In general, the photo without filtering is acceptable, given the circumstances. The processed sample is much like the nozzle end of a working vacuum cleaner…
Since Dropbox doesn’t seem disposed to “improve” the zips’ content, I’ll put up a clip from the source and processed material that was in the photos. However, I’ll leave out filters and use 100% quality for the rendered version.
For the finished video, I obviously took the render settings as gospel, and not as a suggestion - my error.
I’m referring to the OOC video samples you posted to Dropbox, what else could I be writing about?
Please explain this comment.
This will result in a file size many times larger as there will be zero compression applied, but won’t improve the quality in the slightest.
Remember, your OOC (Out Of Camera) files are already heavily compressed. They are Decompressed when open in any video editor (just as compressed JPEG images are decompressed when opened in any photo editor).

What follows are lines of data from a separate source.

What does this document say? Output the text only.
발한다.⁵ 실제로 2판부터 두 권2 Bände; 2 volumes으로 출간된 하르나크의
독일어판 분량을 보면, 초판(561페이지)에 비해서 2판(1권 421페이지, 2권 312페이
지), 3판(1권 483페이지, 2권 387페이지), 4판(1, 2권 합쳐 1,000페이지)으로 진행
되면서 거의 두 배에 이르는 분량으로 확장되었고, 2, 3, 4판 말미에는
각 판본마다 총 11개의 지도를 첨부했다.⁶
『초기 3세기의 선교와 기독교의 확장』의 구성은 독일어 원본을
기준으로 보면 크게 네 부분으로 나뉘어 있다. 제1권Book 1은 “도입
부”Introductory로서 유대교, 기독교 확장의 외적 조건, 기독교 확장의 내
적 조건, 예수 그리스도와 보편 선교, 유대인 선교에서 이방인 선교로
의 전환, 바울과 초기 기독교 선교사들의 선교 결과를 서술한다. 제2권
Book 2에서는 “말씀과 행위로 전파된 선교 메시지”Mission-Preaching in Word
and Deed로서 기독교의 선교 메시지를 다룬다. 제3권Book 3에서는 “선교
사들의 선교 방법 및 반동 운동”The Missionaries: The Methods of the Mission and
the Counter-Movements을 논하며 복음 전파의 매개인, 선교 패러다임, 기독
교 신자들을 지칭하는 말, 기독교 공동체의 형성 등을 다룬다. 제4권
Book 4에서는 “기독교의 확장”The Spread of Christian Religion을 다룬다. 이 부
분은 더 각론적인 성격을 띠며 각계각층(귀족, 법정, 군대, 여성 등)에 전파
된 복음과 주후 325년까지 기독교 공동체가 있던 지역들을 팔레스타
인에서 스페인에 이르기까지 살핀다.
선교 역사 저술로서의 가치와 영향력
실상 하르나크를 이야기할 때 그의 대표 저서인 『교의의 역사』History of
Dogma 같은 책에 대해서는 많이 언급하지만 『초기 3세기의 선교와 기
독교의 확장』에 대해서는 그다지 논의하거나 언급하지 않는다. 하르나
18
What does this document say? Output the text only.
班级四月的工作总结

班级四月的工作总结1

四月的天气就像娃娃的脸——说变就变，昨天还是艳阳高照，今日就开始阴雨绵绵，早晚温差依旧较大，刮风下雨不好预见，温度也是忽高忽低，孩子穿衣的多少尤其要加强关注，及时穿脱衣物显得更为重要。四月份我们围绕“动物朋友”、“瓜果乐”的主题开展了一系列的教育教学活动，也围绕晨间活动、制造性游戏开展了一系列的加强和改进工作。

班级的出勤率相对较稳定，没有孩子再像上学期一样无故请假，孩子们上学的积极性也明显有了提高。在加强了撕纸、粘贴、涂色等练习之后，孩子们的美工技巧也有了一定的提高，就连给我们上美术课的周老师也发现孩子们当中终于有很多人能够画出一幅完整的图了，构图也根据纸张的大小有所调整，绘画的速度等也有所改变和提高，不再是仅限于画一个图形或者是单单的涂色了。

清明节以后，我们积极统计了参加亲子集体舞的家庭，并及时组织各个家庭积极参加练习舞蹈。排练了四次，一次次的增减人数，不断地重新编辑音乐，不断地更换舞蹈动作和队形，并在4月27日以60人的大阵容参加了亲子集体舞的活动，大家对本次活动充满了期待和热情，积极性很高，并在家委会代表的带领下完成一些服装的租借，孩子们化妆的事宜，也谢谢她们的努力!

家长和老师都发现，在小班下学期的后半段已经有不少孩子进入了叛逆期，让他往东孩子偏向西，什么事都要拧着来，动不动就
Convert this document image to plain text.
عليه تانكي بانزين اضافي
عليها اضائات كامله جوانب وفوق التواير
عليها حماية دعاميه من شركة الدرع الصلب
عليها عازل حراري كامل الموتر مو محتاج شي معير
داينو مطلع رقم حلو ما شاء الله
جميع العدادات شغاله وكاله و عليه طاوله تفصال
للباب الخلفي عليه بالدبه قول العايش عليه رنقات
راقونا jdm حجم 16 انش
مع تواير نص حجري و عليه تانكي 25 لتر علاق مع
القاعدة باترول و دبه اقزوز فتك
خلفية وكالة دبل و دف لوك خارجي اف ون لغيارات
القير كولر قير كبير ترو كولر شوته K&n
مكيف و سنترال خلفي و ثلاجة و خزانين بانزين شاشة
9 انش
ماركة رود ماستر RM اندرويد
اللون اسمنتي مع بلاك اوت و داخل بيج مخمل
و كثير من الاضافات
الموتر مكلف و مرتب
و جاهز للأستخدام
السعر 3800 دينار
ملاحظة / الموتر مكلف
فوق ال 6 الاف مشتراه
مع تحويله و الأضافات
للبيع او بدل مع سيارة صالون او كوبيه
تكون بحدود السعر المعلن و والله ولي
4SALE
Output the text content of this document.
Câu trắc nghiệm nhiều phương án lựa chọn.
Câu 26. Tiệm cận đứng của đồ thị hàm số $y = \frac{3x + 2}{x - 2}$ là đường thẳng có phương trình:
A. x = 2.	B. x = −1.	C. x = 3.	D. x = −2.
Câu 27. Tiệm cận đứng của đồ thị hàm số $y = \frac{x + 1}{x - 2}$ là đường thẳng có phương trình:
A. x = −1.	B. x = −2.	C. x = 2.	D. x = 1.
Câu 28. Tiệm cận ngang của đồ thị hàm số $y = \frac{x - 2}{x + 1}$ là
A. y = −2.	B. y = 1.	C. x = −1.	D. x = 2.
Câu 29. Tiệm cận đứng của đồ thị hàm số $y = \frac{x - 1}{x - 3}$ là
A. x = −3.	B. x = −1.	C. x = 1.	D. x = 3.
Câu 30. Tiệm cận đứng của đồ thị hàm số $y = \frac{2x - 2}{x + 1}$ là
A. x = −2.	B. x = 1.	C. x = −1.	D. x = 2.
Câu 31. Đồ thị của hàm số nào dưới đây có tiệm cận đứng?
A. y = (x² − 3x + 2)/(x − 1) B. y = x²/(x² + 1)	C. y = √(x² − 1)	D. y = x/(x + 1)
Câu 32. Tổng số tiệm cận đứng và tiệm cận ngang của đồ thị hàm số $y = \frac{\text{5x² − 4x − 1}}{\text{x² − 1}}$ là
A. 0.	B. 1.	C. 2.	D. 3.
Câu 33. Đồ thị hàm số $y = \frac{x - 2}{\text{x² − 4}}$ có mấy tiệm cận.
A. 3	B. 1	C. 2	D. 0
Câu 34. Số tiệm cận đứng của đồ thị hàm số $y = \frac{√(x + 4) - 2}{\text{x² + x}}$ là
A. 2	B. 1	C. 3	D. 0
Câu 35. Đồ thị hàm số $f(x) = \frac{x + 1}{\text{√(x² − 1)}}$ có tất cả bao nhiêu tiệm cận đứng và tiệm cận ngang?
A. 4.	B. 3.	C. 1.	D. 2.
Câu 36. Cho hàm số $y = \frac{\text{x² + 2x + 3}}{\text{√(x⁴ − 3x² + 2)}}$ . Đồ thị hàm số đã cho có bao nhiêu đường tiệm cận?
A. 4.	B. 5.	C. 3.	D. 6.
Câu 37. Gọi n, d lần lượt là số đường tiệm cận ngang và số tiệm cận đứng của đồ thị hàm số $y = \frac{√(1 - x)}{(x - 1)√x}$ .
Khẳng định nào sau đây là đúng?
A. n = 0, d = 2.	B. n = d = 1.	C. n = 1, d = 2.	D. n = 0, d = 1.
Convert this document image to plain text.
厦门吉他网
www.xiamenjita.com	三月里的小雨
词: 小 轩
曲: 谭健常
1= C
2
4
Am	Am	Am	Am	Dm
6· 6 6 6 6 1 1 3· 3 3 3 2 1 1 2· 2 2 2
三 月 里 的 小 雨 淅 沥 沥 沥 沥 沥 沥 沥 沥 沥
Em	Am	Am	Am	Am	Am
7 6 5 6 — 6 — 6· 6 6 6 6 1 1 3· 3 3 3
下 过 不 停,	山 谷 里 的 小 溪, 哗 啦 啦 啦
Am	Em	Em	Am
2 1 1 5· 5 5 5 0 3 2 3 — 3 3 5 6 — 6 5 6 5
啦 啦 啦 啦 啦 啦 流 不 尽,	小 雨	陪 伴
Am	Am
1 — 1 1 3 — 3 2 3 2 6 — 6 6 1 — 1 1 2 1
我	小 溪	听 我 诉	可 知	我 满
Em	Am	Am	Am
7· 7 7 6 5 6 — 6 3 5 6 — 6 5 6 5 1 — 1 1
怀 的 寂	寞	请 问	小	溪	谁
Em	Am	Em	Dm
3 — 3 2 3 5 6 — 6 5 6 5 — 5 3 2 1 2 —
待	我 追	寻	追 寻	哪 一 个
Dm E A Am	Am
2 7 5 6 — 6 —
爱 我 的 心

The default settings are generally based on best output and give good results I have found. But if you apply any filter it will degrade the quality, if you zoom even the slightest amount you are amplifying [magnifying visually] the original artifacts and also invoking interpolation which adds pixels in order to fill the 1920x1080 space. This always results in more ‘mushiness’ [smearing].
In short, my conclusion is that your footage is not forgiving of editing because it is low quality highly compressed video from a tiny sensor in the first place. Play one of those video files and pause it, you can see lot’s of pixelization, smearing and other compression artifacts, so you’re starting with a poor quality source file to begin with.
Example: Here’s a still taken from your original video file, with a crop which highlights your problem with your source.
1920x1080 frame capture.
Try as you may, you will never get results even the same as this once edited (especially with filters applied) then re compressed for export. Of course you then have Youtube to contend with. You might find that you need to export at 720p [SD] for more acceptable results.
If the camera has the options, lower the contrast, sharpness and saturation to absolute minimum to give the flattest [dullest] look possible. This will give the processor less to do and can often result in files which are better for editing.
This camera, unlike GoPro, for example, is very much one-size-fits-all. The only video options are video, single shot, burst shot, or time lapse. The later does look pretty crisp. I’ve done sky watch videos that catch jets leaving contrails (at 10 fpm, they zip by like bullets in a Matrix movie). V. crisp indeed.
The big selling point is hands off control. Hands off is worth a lot once a camera is squared up on a helmet. Tapping the stop/go button often does Bad Things to alignment.